The River Sark or Sark Water is a river forming part of the western border between Scotland and England. Most of its length is entirely in Scotland. It flows into the estuary of the River Esk just south of Gretna.

== History ==
The Scots defeated the English at the Battle of Sark in October 1448. It was a significant victory for the Scots, who had not defeated England since the Battle of Otterburn in 1388.

The first verse of Robert Burns' poem Such a Parcel of Rogues in a Nation says:

Fareweel to a' our Scottish fame,
Fareweel our ancient glory;
Fareweel ev'n to the Scottish name,
Sae fam'd in martial story.
Now Sark rins over Solway sands,
An' Tweed rins to the ocean,
To mark where England's province stands-
Such a parcel of rogues in a nation!"

The poem's subject was the alleged sale of Scotland in the Anglo-Scottish Treaty of Union.
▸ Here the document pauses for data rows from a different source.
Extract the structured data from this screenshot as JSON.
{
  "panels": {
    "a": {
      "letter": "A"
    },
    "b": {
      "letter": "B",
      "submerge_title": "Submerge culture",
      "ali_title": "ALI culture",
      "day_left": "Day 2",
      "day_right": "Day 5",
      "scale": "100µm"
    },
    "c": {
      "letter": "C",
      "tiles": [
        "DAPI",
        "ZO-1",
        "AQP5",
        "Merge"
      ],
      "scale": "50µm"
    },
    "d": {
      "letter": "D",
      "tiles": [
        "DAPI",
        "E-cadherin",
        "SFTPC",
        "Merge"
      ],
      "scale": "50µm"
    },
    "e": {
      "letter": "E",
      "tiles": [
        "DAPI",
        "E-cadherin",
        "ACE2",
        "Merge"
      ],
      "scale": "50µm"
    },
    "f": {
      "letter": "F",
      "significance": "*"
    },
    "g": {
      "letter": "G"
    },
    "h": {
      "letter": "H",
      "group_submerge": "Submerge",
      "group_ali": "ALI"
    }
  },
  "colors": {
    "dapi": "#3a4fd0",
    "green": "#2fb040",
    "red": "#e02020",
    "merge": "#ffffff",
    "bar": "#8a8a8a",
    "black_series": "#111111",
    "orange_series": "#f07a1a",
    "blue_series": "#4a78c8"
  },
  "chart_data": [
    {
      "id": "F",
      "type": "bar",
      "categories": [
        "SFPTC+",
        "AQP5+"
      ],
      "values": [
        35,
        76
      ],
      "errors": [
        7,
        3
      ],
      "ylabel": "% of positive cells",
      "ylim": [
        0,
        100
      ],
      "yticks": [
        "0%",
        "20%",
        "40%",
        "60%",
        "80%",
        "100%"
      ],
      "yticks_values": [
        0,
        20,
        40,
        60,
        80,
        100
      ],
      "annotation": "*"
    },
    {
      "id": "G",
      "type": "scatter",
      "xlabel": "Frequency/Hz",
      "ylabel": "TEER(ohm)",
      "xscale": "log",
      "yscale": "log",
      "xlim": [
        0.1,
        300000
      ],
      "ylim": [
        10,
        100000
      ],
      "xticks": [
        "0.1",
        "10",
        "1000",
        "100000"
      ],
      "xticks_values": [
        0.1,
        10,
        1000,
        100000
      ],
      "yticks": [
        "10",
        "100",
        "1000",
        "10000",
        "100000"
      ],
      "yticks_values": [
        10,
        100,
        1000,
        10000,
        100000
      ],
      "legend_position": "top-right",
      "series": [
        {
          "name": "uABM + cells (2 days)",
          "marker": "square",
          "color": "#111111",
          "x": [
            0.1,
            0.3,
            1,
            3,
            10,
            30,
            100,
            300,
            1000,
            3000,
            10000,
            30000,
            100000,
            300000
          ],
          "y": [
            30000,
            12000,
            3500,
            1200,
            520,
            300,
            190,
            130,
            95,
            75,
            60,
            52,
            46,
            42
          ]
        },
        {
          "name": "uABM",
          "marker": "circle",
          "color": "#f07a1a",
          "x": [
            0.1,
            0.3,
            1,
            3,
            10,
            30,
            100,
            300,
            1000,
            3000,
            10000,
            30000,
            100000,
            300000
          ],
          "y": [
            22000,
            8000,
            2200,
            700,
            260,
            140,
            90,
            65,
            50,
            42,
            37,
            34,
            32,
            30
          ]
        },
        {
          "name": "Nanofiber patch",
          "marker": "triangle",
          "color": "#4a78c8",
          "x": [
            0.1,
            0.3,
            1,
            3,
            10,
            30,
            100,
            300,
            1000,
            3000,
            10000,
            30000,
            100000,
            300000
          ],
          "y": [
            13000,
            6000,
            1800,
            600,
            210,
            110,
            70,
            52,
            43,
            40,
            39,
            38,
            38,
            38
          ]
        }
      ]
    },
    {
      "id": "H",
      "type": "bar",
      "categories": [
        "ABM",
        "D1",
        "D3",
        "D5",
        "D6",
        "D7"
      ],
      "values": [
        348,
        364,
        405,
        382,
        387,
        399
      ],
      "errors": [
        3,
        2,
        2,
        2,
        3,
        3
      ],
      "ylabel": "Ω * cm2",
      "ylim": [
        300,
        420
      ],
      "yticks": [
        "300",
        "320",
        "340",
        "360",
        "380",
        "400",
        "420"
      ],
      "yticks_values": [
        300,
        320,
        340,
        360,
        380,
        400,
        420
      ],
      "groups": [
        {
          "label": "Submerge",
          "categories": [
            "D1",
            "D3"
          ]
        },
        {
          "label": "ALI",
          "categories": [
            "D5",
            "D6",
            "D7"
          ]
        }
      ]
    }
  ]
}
The town of Gretna Green on the Sark is known for its wedding industry.

The area around the Sark was marshy and sandy, as much of the coast of the north west Irish Sea is. The small section between the lower end of the Sark and the River Esk is known as the "debatable lands", and was formerly a haven for criminals and outlaws who wished to exploit the weakness of the two countries' border defences. The boundary between the Sark and the Esk is called the Scots' Dike.